No, from Garbage Collector's point of view both the approaches work the same i.e. no memory is leaked. With approach two, as soon as the following statement runs
myObject = new MyObject();
the previous MyObject that was being referenced becomes an orphan (unless while using that Object you passed it around, say, to another method where that reference was saved) and is eligible for garbage collection.
The difference is that once the loop runs out you would have the last instance of MyObject still reachable through the myObject reference originally created outside the loop.
Does GC know when references go out of scope during the loop execution or it can only know at the end of method?
First of all there's only one reference, not references. It's the objects that are getting unreferenced in the loop. Secondly, the garbage collection doesn't kick in spontaneously. So forget the loop, it may not even happen when the method exits.
Notice that I said, orphan objects become eligible for gc, not that they get collected immediately. Garbage collection never happens in real time, it happens in phases. In the mark phase, all the objects that are not reachable through a live thread anymore are marked for deletion. Then in the sweep phase, memory is reclaimed and additionally compacted much like defragmenting a hard drive. So, it works more like a batch rather than piecemeal operations.
GC isn't bothered about scopes or methods as such. It only looks for unreferenced objects and it does so when it feels like doing it. You can't force it.

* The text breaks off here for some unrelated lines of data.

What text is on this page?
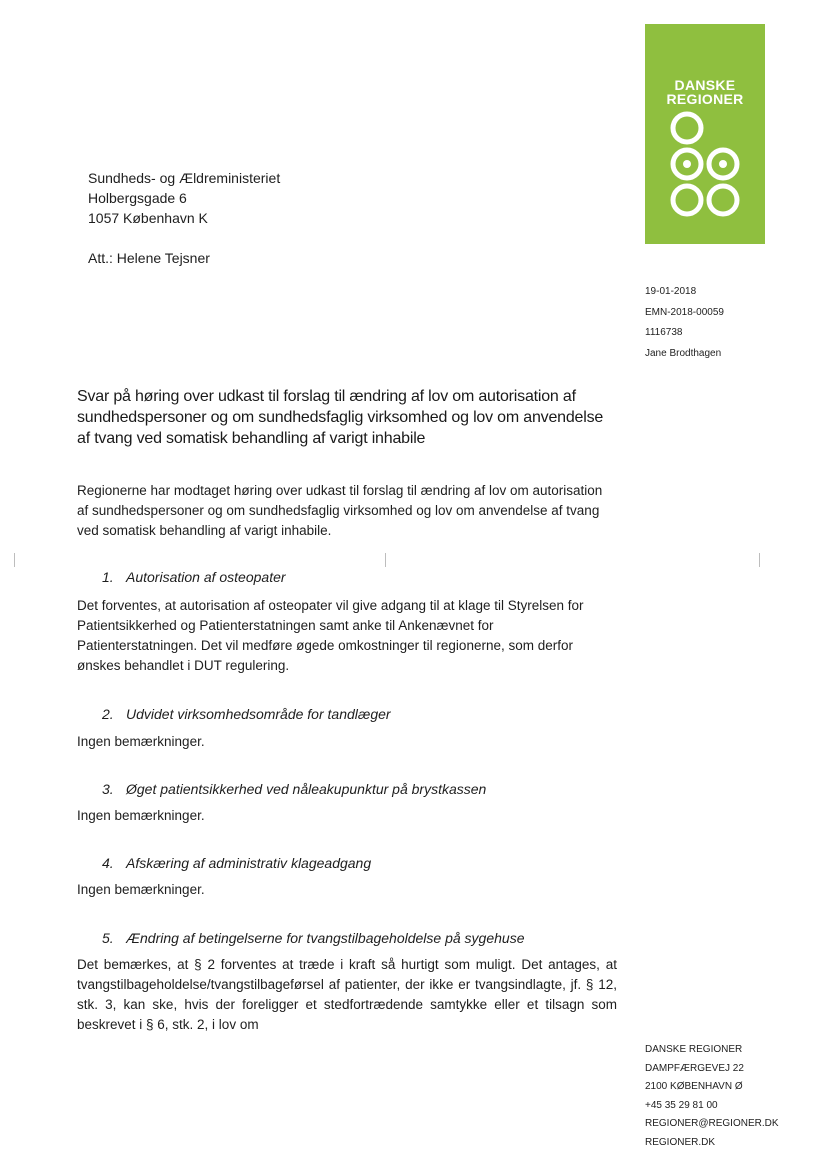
DANSKE
REGIONER
Sundheds- og Ældreministeriet
Holbergsgade 6
1057 København K
Att.: Helene Tejsner
19-01-2018
EMN-2018-00059
1116738
Jane Brodthagen
Svar på høring over udkast til forslag til ændring af lov om autorisation af sundhedspersoner og om sundhedsfaglig virksomhed og lov om anvendelse af tvang ved somatisk behandling af varigt inhabile
Regionerne har modtaget høring over udkast til forslag til ændring af lov om autorisation af sundhedspersoner og om sundhedsfaglig virksomhed og lov om anvendelse af tvang ved somatisk behandling af varigt inhabile.
1. Autorisation af osteopater
Det forventes, at autorisation af osteopater vil give adgang til at klage til Styrelsen for Patientsikkerhed og Patienterstatningen samt anke til Ankenævnet for Patienterstatningen. Det vil medføre øgede omkostninger til regionerne, som derfor ønskes behandlet i DUT regulering.
2. Udvidet virksomhedsområde for tandlæger
Ingen bemærkninger.
3. Øget patientsikkerhed ved nåleakupunktur på brystkassen
Ingen bemærkninger.
4. Afskæring af administrativ klageadgang
Ingen bemærkninger.
5. Ændring af betingelserne for tvangstilbageholdelse på sygehuse
Det bemærkes, at § 2 forventes at træde i kraft så hurtigt som muligt. Det antages, at tvangstilbageholdelse/tvangstilbageførsel af patienter, der ikke er tvangsindlagte, jf. § 12, stk. 3, kan ske, hvis der foreligger et stedfortrædende samtykke eller et tilsagn som beskrevet i § 6, stk. 2, i lov om
DANSKE REGIONER
DAMPFÆRGEVEJ 22
2100 KØBENHAVN Ø
+45 35 29 81 00
REGIONER@REGIONER.DK
REGIONER.DK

The only thing that you can be sure of is that GC would run if the JVM is running out of memory but you can't pin exactly when it would do so.
But, all this does not mean that GC can't kick in while the method executes or even while the loop is running. If you had, say, a Message Processor that processed 10,000 messages every 10 mins or so and then slept in between i.e. the bean waits within the loop, does 10,000 iterations and then waits again; GC would definitely kick into action to reclaim memory even though the method hasn't run to completion yet.

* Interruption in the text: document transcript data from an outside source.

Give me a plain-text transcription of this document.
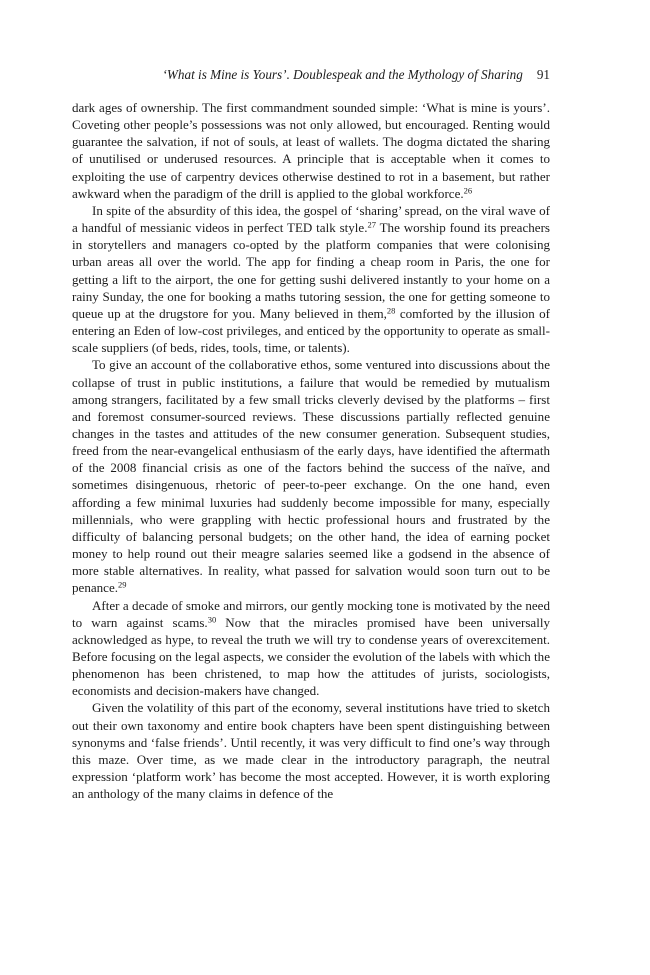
‘What is Mine is Yours’. Doublespeak and the Mythology of Sharing 91

dark ages of ownership. The first commandment sounded simple: ‘What is mine is yours’. Coveting other people’s possessions was not only allowed, but encouraged. Renting would guarantee the salvation, if not of souls, at least of wallets. The dogma dictated the sharing of unutilised or underused resources. A principle that is acceptable when it comes to exploiting the use of carpentry devices otherwise destined to rot in a basement, but rather awkward when the paradigm of the drill is applied to the global workforce.$^{26}$

In spite of the absurdity of this idea, the gospel of ‘sharing’ spread, on the viral wave of a handful of messianic videos in perfect TED talk style.$^{27}$ The worship found its preachers in storytellers and managers co-opted by the platform companies that were colonising urban areas all over the world. The app for finding a cheap room in Paris, the one for getting a lift to the airport, the one for getting sushi delivered instantly to your home on a rainy Sunday, the one for booking a maths tutoring session, the one for getting someone to queue up at the drugstore for you. Many believed in them,$^{28}$ comforted by the illusion of entering an Eden of low-cost privileges, and enticed by the opportunity to operate as small-scale suppliers (of beds, rides, tools, time, or talents).

To give an account of the collaborative ethos, some ventured into discussions about the collapse of trust in public institutions, a failure that would be remedied by mutualism among strangers, facilitated by a few small tricks cleverly devised by the platforms – first and foremost consumer-sourced reviews. These discussions partially reflected genuine changes in the tastes and attitudes of the new consumer generation. Subsequent studies, freed from the near-evangelical enthusiasm of the early days, have identified the aftermath of the 2008 financial crisis as one of the factors behind the success of the naïve, and sometimes disingenuous, rhetoric of peer-to-peer exchange. On the one hand, even affording a few minimal luxuries had suddenly become impossible for many, especially millennials, who were grappling with hectic professional hours and frustrated by the difficulty of balancing personal budgets; on the other hand, the idea of earning pocket money to help round out their meagre salaries seemed like a godsend in the absence of more stable alternatives. In reality, what passed for salvation would soon turn out to be penance.$^{29}$

After a decade of smoke and mirrors, our gently mocking tone is motivated by the need to warn against scams.$^{30}$ Now that the miracles promised have been universally acknowledged as hype, to reveal the truth we will try to condense years of overexcitement. Before focusing on the legal aspects, we consider the evolution of the labels with which the phenomenon has been christened, to map how the attitudes of jurists, sociologists, economists and decision-makers have changed.

Given the volatility of this part of the economy, several institutions have tried to sketch out their own taxonomy and entire book chapters have been spent distinguishing between synonyms and ‘false friends’. Until recently, it was very difficult to find one’s way through this maze. Over time, as we made clear in the introductory paragraph, the neutral expression ‘platform work’ has become the most accepted. However, it is worth exploring an anthology of the many claims in defence of the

You have misunderstood when objects become eligible for GC - they do this when they are no longer reachable from an active thread. In this context that means:
When the only reference to them goes out of scope (approach 1).

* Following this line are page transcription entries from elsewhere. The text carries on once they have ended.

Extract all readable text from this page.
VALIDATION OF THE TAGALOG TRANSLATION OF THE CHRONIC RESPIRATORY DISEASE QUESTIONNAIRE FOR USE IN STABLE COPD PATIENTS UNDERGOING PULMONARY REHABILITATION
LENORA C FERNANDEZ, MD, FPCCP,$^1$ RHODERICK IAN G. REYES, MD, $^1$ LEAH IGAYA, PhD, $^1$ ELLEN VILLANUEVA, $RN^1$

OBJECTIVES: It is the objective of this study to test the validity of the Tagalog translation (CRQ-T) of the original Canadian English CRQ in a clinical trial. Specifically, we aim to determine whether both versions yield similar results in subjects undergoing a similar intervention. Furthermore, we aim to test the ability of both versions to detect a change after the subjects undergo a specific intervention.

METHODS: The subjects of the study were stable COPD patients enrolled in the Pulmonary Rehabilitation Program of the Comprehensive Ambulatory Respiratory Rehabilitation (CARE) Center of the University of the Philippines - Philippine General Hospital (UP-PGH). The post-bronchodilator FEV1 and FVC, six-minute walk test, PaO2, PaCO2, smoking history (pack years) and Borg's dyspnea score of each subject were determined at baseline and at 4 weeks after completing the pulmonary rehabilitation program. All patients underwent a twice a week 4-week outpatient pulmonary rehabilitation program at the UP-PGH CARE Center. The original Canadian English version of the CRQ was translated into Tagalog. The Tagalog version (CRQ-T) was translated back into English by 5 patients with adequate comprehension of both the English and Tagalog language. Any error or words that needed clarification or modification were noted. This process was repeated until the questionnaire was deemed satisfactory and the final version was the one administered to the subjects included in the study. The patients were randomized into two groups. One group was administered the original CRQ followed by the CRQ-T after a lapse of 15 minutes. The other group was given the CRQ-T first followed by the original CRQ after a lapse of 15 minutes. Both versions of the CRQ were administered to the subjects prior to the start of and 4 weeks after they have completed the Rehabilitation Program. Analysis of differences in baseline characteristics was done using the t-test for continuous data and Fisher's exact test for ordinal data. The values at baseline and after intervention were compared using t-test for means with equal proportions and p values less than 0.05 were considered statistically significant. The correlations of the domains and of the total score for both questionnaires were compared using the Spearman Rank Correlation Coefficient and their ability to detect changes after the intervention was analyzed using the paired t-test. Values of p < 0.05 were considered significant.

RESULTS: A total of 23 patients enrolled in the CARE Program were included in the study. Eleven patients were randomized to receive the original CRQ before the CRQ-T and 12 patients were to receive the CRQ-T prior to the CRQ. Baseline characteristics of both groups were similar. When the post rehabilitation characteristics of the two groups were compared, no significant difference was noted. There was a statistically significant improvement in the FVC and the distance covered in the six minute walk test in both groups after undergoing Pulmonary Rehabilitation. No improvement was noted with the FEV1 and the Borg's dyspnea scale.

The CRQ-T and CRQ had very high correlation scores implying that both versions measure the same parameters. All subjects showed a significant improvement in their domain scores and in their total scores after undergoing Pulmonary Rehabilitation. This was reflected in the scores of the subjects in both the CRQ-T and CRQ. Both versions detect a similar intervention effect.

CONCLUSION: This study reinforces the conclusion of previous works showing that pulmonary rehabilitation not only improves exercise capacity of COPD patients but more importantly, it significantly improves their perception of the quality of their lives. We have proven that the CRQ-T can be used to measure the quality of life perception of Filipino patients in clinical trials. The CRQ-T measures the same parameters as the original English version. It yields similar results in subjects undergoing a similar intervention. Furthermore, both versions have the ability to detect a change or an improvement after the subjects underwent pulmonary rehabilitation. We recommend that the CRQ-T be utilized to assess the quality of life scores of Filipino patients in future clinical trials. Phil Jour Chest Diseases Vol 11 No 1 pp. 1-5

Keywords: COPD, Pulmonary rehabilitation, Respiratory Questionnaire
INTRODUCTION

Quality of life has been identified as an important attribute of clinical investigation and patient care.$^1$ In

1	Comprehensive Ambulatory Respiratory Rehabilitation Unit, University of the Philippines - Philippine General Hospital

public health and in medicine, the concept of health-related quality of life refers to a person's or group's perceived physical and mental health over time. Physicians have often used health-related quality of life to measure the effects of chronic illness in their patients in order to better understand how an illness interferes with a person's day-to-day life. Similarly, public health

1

When the only reference to them is assigned another value (approach 2).
So, the instance of MyObject would be eligible for GC at the end of each loop iteration whichever approach was used. The difference (theoretically) between the two approaches is that the JVM would have to allocate memory for a new object reference each iteration in approach 1 but not in approach 2. However, this assumes the Java compiler and/or Just-In-Time compiler is not smart to optimise approach 1 to actually act like approach 2.
In any case, I would go for the more readable and less error prone approach 1 on the grounds that:
The performance overhead for a single object reference allocation is tiny.
It will probably get optimised away anyway.
In both approaches objects will get Garbage collected.
In Approach 1: As and when for loop exits , all the local variable inside for loop get Garbage collected , as the loop ends.
In Approach 2 : As when new new reference is assigned to myObject variable the earlier has no proper reference .So that earlier get garbage collected and so on until loop runs.
So in both approaches there is no performance bottle neck.
I would not expect declaring the variable inside a block to have a detrimental impact on performance.
At least notionally the JVM allocates the stack frame at the start of the method and destroys it at the end. By implication will have the cumulative size to accommodate all the local variables.
See section 2.6 in here:
http://docs.oracle.com/javase/specs/jvms/se7/html/jvms-2.html
That is consistent with other languages such as C where resizing the stack frame as the function/method executes is an overhead with no apparent return.
So wherever you declare it shouldn't make a difference.
Indeed declaring variables in blocks may help the compiler realize that the effective size of the stack frame can be smaller:
void foo() {
int x=6;
int y=7;
int z=8;
//.....
}
Versus
void bar() {
{
int x=6;
//....
}
{
int y=7;
//....
}
{
int z=8;
//....
}
}
Notice that bar() clearly only needs one local variable not 3.
Though making the stack frame smaller is unlikely to have any real influence on performance!
However when a reference goes out of the scope may make the object it references available for garbage collection. You would otherwise need to set references to null which is an untidy and unnecessary bother (and tinsy weenie overhead).
Without question you should declare variables inside a loop if (and only if) you don't need to access them outside the loop.
IMHO blocked statements (like bar has above) are under used.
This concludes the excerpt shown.